Er beherrschte die Sprache der Bibel, schrieb jedoch in der hebräischen Alltagssprache. Auf wunderbare Weise hat er die Tragik des Rechthabens in Worte gefasst in seinem Gedicht: „Der Ort, an dem wir recht haben“:
Sprecher:
„An
dem Ort, an dem wir recht haben
werden niemals Blumen wachsen
im Frühjahr.
Der Ort, an dem wir recht haben,
ist zertrampelt und hart
wie ein Hof.
Zweifel und Liebe aber
lockern die Welt auf
wie ein Maulwurf, wie ein Pflug.
Und ein Flüstern wird hörbar
an dem Ort, wo das Haus stand,
Das zerstört wurde.“[1]
Ein so einfaches Bild: Der Ort, an dem man mit dem Fuß aufstampft, weil man verdammt nochmal recht hat, wird unfruchtbar. Nur der Zweifel und die Liebe können den Teufelskreis zerbrechen und die Ohren öffnen für das Recht und das Leid der anderen.
Das ist unendlich schwer in diesem Land – mit all den zerstörten Häusern hier und dort und mit den zugleich zerstörten Leben. Aber erst wenn das Flüstern gehört wird all der Opfer, die in diesen Häusern gelebt haben, unter ihnen begraben wurden, können irgendwann wieder Blumen wachsen.

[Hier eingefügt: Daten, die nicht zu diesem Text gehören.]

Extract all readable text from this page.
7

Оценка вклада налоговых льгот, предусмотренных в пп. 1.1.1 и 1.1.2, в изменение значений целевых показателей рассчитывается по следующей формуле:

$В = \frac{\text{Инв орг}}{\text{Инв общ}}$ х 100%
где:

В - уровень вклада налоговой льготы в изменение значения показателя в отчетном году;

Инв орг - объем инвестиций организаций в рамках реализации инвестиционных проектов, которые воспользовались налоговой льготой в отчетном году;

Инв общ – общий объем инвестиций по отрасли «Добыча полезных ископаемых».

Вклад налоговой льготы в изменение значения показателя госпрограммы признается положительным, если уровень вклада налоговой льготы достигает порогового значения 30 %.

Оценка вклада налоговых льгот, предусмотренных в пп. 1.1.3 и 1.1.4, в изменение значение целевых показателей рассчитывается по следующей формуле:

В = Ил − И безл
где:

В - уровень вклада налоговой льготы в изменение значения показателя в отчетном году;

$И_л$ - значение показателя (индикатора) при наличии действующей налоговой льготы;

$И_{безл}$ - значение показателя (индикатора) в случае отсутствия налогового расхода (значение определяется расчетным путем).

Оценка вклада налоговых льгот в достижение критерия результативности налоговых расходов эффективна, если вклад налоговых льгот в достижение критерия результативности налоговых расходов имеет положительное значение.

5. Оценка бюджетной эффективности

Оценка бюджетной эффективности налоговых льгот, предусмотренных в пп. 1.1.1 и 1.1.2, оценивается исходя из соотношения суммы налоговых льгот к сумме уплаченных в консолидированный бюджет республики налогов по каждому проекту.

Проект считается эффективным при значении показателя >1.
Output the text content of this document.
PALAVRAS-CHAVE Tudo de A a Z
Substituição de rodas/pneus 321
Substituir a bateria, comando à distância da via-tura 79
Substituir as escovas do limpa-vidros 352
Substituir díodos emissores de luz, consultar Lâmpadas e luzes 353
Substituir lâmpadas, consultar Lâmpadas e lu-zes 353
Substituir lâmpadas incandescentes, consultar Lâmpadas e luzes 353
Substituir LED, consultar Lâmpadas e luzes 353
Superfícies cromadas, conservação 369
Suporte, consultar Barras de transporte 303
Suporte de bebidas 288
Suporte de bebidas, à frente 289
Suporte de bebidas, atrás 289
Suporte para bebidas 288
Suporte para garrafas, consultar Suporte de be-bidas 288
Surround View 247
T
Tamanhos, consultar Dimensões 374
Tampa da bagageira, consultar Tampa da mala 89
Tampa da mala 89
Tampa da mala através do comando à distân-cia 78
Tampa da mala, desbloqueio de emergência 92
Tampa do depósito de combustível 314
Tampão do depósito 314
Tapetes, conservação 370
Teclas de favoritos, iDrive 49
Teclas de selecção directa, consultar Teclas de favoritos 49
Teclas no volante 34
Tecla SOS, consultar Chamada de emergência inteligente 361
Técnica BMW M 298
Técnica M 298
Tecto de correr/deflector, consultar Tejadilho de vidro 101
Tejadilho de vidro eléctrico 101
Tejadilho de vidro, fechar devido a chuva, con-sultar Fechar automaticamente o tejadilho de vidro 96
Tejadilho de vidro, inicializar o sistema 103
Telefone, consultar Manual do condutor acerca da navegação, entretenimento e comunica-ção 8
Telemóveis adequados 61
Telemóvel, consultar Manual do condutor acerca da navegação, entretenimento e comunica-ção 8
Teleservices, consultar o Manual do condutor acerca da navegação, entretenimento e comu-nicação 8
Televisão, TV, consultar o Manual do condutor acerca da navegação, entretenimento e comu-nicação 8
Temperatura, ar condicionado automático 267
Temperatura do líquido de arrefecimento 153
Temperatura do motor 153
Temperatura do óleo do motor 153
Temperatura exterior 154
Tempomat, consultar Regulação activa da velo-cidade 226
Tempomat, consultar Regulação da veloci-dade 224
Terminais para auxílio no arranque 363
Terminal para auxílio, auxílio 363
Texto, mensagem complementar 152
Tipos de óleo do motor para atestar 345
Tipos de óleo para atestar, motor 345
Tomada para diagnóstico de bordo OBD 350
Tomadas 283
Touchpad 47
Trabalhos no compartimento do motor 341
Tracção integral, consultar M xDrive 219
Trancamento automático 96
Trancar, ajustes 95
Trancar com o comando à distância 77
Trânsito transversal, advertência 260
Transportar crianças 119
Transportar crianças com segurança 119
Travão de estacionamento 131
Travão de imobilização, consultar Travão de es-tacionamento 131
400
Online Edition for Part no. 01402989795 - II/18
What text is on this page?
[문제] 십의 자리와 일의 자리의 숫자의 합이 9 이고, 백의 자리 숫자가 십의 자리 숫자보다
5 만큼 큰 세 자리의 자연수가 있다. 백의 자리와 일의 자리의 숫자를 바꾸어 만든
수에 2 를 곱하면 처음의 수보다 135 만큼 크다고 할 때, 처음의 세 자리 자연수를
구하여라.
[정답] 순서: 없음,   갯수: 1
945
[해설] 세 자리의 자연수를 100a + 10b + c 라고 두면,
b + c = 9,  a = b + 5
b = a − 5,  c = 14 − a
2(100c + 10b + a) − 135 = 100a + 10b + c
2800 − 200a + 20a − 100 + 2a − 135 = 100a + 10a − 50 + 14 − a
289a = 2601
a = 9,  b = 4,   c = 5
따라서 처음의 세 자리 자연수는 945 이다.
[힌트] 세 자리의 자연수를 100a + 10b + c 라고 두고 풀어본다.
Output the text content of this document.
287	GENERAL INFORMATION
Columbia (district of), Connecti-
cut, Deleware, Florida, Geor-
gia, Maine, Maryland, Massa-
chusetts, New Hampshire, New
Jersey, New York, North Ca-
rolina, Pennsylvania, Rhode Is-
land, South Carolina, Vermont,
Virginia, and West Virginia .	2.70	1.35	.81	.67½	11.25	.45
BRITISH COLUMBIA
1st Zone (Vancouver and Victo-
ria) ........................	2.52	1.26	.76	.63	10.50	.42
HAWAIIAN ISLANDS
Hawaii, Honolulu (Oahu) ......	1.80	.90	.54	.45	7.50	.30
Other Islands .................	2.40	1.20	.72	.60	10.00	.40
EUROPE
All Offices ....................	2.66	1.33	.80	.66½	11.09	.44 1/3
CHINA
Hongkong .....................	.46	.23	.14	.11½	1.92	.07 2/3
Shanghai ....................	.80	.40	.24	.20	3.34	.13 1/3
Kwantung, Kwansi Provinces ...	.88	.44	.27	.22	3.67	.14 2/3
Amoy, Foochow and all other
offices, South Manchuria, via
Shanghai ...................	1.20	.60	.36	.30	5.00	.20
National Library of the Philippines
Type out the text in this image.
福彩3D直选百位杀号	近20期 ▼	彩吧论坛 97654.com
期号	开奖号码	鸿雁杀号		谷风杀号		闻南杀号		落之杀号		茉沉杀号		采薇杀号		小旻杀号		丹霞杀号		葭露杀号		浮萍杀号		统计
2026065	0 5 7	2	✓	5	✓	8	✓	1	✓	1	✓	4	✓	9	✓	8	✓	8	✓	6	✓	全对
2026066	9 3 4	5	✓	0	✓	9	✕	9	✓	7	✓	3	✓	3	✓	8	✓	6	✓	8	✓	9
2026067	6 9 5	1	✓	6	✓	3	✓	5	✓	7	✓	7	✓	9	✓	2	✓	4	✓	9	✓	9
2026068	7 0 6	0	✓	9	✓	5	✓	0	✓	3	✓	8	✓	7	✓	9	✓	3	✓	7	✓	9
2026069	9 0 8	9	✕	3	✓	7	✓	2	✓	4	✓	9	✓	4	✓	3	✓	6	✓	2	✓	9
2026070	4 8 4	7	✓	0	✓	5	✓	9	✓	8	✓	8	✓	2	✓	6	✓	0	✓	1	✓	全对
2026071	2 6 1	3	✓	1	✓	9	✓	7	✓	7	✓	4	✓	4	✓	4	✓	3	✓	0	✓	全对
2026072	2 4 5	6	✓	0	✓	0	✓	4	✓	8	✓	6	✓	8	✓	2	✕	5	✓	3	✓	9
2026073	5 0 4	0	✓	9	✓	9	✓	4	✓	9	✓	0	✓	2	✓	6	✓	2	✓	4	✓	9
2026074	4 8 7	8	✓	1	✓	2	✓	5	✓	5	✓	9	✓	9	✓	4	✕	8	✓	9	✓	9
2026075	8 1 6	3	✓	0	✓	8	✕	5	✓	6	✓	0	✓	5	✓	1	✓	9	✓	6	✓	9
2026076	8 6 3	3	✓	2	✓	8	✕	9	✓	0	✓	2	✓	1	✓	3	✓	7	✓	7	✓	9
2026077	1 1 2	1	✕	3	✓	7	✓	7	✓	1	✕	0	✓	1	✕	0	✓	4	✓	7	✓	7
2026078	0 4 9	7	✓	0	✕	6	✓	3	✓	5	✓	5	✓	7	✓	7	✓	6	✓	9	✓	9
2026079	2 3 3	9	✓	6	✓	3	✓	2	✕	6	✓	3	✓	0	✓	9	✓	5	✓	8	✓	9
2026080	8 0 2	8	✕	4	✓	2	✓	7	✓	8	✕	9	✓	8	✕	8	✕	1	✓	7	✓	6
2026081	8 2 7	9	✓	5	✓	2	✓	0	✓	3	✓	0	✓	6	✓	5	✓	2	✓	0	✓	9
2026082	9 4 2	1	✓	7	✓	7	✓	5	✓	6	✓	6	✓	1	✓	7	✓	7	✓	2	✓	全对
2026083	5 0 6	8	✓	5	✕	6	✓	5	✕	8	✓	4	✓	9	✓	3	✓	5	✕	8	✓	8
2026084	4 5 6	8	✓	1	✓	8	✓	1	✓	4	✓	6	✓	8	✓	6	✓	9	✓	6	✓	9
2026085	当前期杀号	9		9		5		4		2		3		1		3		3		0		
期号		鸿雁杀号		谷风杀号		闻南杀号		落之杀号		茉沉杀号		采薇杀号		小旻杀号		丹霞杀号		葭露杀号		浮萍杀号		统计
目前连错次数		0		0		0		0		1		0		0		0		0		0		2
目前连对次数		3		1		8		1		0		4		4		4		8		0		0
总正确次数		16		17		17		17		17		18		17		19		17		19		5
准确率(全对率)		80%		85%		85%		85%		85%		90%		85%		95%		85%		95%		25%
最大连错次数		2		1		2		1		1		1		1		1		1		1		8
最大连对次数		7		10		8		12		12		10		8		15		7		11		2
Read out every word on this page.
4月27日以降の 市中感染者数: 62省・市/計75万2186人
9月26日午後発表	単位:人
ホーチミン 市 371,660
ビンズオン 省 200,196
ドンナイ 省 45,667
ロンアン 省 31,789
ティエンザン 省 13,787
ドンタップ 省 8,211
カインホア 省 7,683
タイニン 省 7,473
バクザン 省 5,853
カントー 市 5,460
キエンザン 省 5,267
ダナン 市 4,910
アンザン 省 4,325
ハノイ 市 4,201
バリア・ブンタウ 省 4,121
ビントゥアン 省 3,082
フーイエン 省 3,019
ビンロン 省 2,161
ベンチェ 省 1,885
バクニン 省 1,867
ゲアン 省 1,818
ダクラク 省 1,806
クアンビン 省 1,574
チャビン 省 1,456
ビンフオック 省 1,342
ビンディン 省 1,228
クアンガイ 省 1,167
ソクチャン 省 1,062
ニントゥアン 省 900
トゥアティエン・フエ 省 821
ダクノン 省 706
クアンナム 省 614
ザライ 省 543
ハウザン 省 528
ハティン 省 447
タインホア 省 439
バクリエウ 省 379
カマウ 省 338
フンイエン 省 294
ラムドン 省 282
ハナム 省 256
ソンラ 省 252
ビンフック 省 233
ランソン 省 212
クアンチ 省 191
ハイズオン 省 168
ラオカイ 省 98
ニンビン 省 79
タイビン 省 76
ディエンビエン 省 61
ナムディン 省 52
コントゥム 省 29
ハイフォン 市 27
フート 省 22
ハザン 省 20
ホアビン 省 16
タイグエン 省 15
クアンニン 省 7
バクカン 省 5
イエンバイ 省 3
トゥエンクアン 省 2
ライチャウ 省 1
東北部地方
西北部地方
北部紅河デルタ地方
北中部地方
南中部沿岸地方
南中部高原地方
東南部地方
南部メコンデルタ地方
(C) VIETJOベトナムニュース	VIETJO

In einem Interview hat Jehuda Amichai einmal über die Kunst gesagt – und man könnte das Gleiche über Religion sagen: „Die Aufgabe der Schriftsteller und Künstler ist es, Menschen Worte zu geben, die stützen. Die Kunst soll dabei helfen, mit der Wirklichkeit zu leben, darf aber nie Illusionen wecken.“[2]
Illusionen hat hier im Moment niemand mehr. Aber Worte, die stützen, brauchen wir mehr als je zuvor.
Aus Israel grüßt Sie Georg Röwekamp
[1] Aus: Jeguda Amichai, Zeit. Gedichte (übers. von l. und p. Böhmer), Frankfirt 1988.
[2] Aus einem
Zeitungsinterview anlässlich des deutsch-israelischen Schriftstellertreffens
1993 in Berlin; zitiert nach dem Klappentext von
„Auch eine Faust war
einmal eine offene Hand“, München/Zürich 1994.